问题
I am learner, just now started learning regarding this..
Can anyone help me out???
Write a clojure program a function, most-frequent-word, which has two arguments. The first argument is a string, the second argument is an integer, call it n. most-frequent-word returns a sequence word(s) of length n that occurs most in the string. For example (most-frequent-word “TCGAAGCTAGACGCTAGTAGCTAGTGTGCA” 4) returns (“CTAG” “GCTA”)
回答1:
Tips to start:
Some tips to try and get you started:
- You can use partition to turn the string into a sequence of "words". Remember to provide a
stepargument of1, so you get all the possible overlapping subsequences. - frequencies counts how many times things (including sequences) appear in a collection.

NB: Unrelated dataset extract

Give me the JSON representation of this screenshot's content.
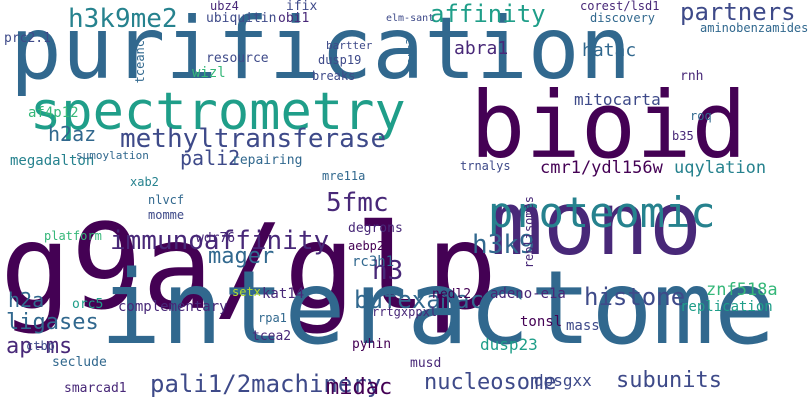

- max or max-key search for the highest values among their inputs. Use apply to plumb the contents of a collection into them as individual inputs.
partitionwill output sequences of characters, not strings. You can turn those back into strings with clojure.string/join.
I can get more explicit if you like, but for a beginner there's also a lot of value in experimenting with these at the REPL and trying to work it out for yourself.
Edit: My solution:
Right, this particular step was a bit obscure. Since you want all the strings that have maximal frequency you need to do something a bit more than just max-key. The way I did it was to first find the max of the frequency values, then filter out any key/frequency pairs with a different frequency than that.
(defn most-frequent-word [string n]
(let[freqs (->> string
(partition n 1)
frequencies)
biggest-value (apply max (vals freqs))
maximal-pairs (filter #(= biggest-value (val %)) freqs)]
(map #(clojure.string/join (key %)) maximal-pairs )))
This isn't quite ideal from a performance standpoint, but seemed to have a cleaner separation of concerns (and hopefully be easier to understand) than trying to do both jobs in one iteration.